The community's hospital, Wright Medical Center, also underwent changes in the past year, including a name change to Iowa Specialty Hospital.

"We just changed our name in June," said Kim Marker, marketing leader at Iowa Specialty Hospital. "Part of that is we have been partners with the Belmond Medical Center for many years, but with two different names, people just didn't always know that."

As the two medical facilities continue to work together, the partnership has meant they have been able to offer more services.

"Between them we had added a lot of surgical services," Marker said. "We don't realize how lucky we are to have all of these services in our hometown."
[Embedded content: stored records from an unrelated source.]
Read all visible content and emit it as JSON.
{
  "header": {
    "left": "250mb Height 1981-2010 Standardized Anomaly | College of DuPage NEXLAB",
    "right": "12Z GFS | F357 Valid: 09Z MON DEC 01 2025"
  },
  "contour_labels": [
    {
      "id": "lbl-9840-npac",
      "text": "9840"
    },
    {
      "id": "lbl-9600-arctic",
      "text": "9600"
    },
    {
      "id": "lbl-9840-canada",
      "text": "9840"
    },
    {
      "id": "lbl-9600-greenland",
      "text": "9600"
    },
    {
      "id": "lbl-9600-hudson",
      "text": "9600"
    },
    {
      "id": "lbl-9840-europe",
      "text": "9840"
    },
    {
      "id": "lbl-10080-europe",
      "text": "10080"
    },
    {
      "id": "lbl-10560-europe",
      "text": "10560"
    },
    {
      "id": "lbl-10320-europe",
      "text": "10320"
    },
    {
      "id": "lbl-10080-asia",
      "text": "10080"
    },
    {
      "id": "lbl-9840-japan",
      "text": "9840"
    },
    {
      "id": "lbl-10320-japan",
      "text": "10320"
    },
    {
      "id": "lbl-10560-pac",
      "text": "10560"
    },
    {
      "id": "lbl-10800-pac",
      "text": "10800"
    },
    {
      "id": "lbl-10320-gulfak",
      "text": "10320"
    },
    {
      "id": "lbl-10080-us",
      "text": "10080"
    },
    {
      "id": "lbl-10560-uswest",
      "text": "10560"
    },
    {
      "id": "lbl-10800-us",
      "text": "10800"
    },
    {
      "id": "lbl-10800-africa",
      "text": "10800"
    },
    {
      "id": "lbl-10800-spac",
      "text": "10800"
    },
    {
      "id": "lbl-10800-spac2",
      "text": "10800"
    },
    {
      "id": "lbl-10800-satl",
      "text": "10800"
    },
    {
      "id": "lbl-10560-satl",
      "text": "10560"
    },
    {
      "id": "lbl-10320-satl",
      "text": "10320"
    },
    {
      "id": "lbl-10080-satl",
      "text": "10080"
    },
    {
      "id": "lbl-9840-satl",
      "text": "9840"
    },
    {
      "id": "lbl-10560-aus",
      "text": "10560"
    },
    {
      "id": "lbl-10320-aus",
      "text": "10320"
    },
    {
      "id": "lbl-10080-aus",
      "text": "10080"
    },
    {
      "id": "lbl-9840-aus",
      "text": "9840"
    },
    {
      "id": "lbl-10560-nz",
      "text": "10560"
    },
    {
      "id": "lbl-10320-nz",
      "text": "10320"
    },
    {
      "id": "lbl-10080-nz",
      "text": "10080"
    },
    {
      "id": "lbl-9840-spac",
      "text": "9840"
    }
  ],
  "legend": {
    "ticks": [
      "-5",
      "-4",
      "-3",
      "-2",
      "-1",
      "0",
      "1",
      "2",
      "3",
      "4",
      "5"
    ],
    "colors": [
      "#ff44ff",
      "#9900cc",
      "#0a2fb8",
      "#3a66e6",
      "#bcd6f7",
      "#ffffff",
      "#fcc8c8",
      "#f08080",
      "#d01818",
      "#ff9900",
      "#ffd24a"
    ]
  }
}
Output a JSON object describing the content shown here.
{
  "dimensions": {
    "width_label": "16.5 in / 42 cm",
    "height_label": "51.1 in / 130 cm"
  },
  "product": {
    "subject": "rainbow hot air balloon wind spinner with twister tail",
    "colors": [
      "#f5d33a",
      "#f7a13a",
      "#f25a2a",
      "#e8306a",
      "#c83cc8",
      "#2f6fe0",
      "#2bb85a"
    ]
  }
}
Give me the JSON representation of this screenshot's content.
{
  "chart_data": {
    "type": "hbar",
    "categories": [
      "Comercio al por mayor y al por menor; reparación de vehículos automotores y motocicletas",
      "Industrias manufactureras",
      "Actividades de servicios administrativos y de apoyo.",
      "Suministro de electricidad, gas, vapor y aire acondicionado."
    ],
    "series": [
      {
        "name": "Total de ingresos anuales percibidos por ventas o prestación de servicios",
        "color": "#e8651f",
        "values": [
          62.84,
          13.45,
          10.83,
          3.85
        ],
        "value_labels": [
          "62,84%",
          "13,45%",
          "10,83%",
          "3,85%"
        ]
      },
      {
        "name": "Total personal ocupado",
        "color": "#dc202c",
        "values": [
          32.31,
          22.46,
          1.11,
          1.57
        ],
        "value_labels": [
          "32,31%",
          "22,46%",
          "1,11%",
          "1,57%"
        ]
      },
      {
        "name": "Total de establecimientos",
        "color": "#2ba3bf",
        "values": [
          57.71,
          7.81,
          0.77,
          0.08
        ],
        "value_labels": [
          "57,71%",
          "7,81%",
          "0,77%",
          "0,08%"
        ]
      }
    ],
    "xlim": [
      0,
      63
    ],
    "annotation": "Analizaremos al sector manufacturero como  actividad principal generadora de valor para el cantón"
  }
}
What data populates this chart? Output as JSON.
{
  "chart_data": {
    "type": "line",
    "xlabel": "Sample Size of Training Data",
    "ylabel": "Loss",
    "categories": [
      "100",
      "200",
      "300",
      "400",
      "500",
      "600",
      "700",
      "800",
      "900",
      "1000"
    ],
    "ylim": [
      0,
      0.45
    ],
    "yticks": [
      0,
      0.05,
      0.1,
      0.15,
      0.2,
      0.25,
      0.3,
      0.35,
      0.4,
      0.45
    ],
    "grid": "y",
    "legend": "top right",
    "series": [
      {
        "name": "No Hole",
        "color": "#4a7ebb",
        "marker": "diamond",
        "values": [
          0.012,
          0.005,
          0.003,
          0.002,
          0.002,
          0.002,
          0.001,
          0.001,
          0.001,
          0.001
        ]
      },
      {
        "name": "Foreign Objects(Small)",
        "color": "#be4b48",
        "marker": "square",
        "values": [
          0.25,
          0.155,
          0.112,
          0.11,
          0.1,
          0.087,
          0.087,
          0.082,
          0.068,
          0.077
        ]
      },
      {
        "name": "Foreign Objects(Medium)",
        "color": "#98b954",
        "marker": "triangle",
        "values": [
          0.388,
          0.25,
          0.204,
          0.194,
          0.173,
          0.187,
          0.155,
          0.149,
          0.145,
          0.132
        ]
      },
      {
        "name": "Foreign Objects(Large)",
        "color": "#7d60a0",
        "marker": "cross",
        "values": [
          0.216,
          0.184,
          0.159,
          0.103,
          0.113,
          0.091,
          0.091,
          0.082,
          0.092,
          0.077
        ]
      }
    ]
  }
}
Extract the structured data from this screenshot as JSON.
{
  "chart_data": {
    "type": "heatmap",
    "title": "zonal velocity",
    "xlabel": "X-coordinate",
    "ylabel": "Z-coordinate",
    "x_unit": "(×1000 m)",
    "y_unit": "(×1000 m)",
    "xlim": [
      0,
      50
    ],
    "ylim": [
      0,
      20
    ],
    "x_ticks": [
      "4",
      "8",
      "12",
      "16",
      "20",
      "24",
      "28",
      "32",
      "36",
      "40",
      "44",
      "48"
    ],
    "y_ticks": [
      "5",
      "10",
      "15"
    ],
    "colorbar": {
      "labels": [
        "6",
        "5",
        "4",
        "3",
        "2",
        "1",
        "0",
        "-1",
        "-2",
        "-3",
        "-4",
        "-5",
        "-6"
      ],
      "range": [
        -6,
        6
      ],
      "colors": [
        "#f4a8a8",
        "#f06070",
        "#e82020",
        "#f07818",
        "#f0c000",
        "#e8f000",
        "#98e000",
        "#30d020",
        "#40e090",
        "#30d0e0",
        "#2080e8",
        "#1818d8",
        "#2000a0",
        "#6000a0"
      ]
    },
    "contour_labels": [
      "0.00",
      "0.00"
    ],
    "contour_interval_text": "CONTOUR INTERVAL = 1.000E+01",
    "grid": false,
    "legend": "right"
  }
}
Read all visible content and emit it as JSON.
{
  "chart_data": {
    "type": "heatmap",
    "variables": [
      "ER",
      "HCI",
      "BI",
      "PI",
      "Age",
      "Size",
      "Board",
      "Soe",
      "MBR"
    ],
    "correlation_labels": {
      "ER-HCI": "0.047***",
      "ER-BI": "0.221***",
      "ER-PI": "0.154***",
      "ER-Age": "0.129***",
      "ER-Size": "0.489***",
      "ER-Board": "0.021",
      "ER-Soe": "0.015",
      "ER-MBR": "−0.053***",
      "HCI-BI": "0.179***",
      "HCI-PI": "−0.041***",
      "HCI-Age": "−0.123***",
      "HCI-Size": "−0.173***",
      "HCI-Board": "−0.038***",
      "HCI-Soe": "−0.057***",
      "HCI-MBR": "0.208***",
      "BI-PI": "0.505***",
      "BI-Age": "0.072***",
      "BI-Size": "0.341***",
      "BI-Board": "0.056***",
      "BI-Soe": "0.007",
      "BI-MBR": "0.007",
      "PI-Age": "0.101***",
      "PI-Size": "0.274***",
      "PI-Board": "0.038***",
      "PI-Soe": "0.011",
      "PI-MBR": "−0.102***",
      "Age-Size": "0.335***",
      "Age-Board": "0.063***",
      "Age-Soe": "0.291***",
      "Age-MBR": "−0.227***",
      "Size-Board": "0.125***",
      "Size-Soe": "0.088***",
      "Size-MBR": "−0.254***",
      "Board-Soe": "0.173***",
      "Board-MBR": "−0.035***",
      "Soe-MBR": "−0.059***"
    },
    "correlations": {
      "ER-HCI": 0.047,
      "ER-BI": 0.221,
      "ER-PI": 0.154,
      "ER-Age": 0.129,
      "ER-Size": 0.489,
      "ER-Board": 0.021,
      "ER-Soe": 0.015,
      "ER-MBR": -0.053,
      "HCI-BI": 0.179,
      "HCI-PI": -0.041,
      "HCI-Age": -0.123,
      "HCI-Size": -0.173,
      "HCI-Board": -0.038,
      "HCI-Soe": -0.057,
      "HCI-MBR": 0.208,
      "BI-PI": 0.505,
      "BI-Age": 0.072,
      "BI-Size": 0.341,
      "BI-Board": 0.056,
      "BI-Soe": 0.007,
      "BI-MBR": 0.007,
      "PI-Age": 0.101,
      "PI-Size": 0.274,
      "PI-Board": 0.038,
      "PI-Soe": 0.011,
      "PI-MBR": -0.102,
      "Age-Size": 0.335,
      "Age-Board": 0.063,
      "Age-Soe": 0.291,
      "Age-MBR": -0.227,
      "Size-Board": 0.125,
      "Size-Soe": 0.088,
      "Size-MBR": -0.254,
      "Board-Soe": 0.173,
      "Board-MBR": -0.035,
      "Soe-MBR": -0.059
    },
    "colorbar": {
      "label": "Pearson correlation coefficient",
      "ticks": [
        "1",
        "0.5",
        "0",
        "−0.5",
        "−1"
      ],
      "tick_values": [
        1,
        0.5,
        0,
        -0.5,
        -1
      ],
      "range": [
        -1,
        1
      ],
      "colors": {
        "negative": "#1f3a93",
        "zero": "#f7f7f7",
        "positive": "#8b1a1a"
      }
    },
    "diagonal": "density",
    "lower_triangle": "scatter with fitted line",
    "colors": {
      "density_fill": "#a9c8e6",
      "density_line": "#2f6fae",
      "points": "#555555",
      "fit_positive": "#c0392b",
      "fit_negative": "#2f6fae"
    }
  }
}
Marker said the Clarion facility has undergone extensive renovations since 2011. A new surgery center was added then with three new operating rooms, and 14 outpatient bays. In 2012, the former surgical wing was remodeled into a new labor and delivery center.

"We have a newly remodeled OB department, we were able to leave one of the old operating rooms in that wing to have especially for any C-section procedures," said Marker. "Our new OB patient rooms are large and very family friendly with lots of room for visitors and a support person."

Marker said the orthopedic services offered at the hospital have been a large draw for patients.

"We've had orthopedic patients come in for procedures from as far away as the Iowa City area, she said.